A chorus of responses came from the helpful old-timers. "No!" "No!"
"Well, you can have turkey bacon, I think."
The newbie persisted. "What about steak?"
"No." "No." "Fuggedaboudit!"
Now, the newbie grew argumentative. "Why? Those are good foods!"
Honey, did you come here to lose weight or eat "good foods"?
Another frequent question asked by newbies is whether watermelon is
allowed because they don't see it on the plan in the yellow book. (What
does that tell you, folks? Are you hoping beyond hope that you can
sneak in your sugar insidiously through watermelon contraband?)
This sort of question suggests to me that people are less than serious
about dieting, unwilling to give up the foods that caused them to pork
up in the first place and rationalizing six ways to Sunday about why
such contraband foods are either good for them or harmless. (After all,
watermelon is mostly water! Yeah, right -- more like a sugar solution
with very little else of value such as fiber.)
My suggestion to these people is always to give the plan a chance. It worked for me,
and believe me, my eating habits were as bad as anyone's.
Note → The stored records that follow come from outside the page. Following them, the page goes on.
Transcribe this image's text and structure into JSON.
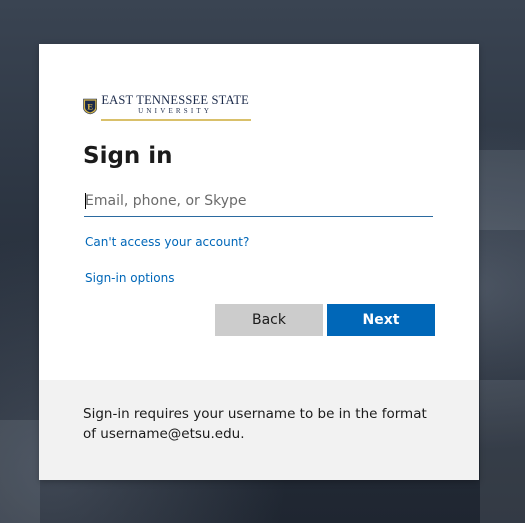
{
  "logo": {
    "shield_letter": "E",
    "line1": "EAST TENNESSEE STATE",
    "line2": "UNIVERSITY",
    "colors": {
      "navy": "#1b2a4a",
      "gold": "#d9c06a"
    }
  },
  "signin": {
    "title": "Sign in",
    "email_placeholder": "Email, phone, or Skype",
    "email_value": ""
  },
  "links": {
    "cant_access": "Can't access your account?",
    "signin_options": "Sign-in options"
  },
  "buttons": {
    "back": "Back",
    "next": "Next"
  },
  "footer": {
    "notice": "Sign-in requires your username to be in the format of username@etsu.edu."
  },
  "colors": {
    "accent": "#0067b8",
    "back_button": "#cccccc",
    "footer_bg": "#f2f2f2"
  }
}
However,
unlike many others, my first step was to admit that both what and how I
was eating were making me an unhappy fat man and both had to change in
order to fix the problem. So, I committed to NutriSystem for five
weeks, vowing to stick strictly to the program and not rationalize
deviations.
Aside from losing over 20 lbs in that first committed period, I believe that this cold turkey, dive in
headlong start was successful for another reason: I lost the cravings
for stuff like steak, bacon, and watermelon. Furthermore, I was
indoctrinating myself to a portion size that was a minute fraction of
what I used to eat in a sitting. If I had stretched the plan to suit
myself, I would still be filling a large serving bowl with salad
greens, dumping a load of cheese and bacon bits on it, adding a half
pound of chicken, and then kidding myself into calling it a salad--a
bad habit I developed on the Atkins diet. I would not have curbed my
eating disorder. And the calories would continue to sneak up until I
found myself doing 6,000 kcal per day again. (By the way, folks,
EVERYTHING COUNTS!)
So, newbies, if you are serious about taking off this weight--and why the hell
are you here if you are not serious about it--how about giving the NutriSystem Nourish
program a chance before you customize it to resemble the "yummie foods"
you like to eat? Get rid of those bad habits--don't promote them. If
this means giving up steak and watermelon, so what?
View food as a fuel that resolves the body's daily energy deficit, not as a "yummie" end in itself.